INTERAKSI.CO, Amerika Serikat – Perekonomian global memasuki fase penuh ketidakpastian dalam sepuluh hari terakhir.
Gejolak yang dipicu oleh kebijakan tarif Presiden AS Donald Trump mengguncang pasar keuangan dunia, memicu kekhawatiran akan resesi, stagflasi, hingga potensi krisis likuiditas.
Pada 2 April 2025, Trump secara mengejutkan mengaktifkan International Emergency Economic Powers Act (IEEPA) dan mengumumkan kebijakan tarif besar-besaran bertajuk “Hari Pembebasan”. Tarif 10 persen dikenakan terhadap seluruh impor, kecuali dari Kanada dan Meksiko.
Tak berhenti di situ, Trump juga memberlakukan tarif resiprokal terhadap sekitar 100 negara yang dianggap menjalankan praktik dagang tidak adil. China menjadi sasaran utama kebijakan ini.
Baca juga: Indonesia Tempati Peringkat ke-7 Dunia untuk PDB Terbesar 2025
Namun, tekanan dari pasar keuangan membuat Trump berbalik arah dalam hitungan hari. Meskipun mencabut sebagian besar tarif, Trump justru menaikkan bea masuk produk China hingga 145 persen, mencerminkan semangat proteksionisme era 1920-an yang hidup kembali di masa globalisasi.
Kebijakan ini dimaksudkan untuk memulangkan industri manufaktur AS ke dalam negeri, namun realitas globalisasi dan rantai pasok internasional justru menambah biaya produksi, bukan membawa pabrik kembali.
Respons pasar terhadap kebijakan Trump sangat keras. Sejak pengumuman tarif, pasar saham dan obligasi AS mengalami volatilitas tajam. Biasanya, investor mencari perlindungan pada obligasi negara AS (Treasury Bonds) sebagai aset aman. Namun kali ini, terjadi hal sebaliknya.
Harga obligasi jatuh, yield (imbal hasil) melonjak:
-
Obligasi 10 tahun naik dari 3,8% ke 4,12%
-
Obligasi 20 tahun menyentuh 5,05%
-
Obligasi 30 tahun tembus 5%
Hedge fund yang memegang derivatif obligasi senilai $800 miliar terpaksa menjual aset akibat margin call, mengingatkan publik pada krisis keuangan 2008 dan 2020.

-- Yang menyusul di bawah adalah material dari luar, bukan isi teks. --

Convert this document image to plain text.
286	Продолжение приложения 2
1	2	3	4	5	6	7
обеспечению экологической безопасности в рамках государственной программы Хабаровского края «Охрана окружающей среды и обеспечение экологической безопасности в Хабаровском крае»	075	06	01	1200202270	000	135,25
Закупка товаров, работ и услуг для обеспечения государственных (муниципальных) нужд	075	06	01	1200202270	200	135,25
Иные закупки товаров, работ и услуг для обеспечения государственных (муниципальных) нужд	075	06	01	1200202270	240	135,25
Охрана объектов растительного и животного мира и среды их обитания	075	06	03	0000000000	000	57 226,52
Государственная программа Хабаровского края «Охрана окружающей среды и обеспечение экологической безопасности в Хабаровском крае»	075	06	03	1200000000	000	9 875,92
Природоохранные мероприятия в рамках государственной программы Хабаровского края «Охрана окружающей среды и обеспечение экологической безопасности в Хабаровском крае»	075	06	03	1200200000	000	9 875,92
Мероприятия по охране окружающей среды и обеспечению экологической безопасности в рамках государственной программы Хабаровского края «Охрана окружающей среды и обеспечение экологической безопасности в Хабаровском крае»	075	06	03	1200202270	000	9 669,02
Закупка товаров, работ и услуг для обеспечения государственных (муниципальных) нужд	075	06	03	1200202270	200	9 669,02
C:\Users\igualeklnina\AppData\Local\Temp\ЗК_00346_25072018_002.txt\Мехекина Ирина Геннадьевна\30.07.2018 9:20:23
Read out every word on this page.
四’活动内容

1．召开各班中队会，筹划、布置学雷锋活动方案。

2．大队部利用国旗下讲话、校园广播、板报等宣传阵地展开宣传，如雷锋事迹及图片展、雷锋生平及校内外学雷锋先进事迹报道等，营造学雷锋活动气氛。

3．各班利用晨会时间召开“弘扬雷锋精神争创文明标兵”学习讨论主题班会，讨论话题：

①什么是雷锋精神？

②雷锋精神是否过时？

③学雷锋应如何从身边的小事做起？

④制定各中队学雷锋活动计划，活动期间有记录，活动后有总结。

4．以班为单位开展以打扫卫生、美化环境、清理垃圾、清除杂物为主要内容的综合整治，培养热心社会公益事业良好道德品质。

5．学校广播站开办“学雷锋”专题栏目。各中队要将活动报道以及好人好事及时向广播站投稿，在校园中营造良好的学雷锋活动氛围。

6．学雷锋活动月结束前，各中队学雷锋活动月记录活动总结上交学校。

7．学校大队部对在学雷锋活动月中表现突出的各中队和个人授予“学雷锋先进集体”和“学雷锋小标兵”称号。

Pada 8 April, lelang obligasi tenor 3 tahun senilai $58 miliar gagal terserap oleh investor asing. Sekitar 21 persen pembelian dilakukan oleh bank-bank domestik AS, mencerminkan menurunnya kepercayaan asing terhadap instrumen utang pemerintah AS.
Dampak ke Dolar dan Posisi Global AS
Krisis obligasi turut menekan nilai tukar dolar AS. Ketika kepercayaan terhadap Treasury Bonds goyah, dominasi dolar sebagai mata uang cadangan dunia ikut terguncang. Investor global mulai melirik euro dan mata uang lainnya sebagai alternatif yang lebih stabil.
Gejolak ini membongkar kontradiksi mendasar dalam strategi ekonomi Trump. Alih-alih memperkuat ekonomi nasional, kebijakan tarif justru:
-
Mengancam posisi dolar AS,
-
Mengacaukan pasar obligasi global,
-
Dan membuka potensi krisis likuiditas.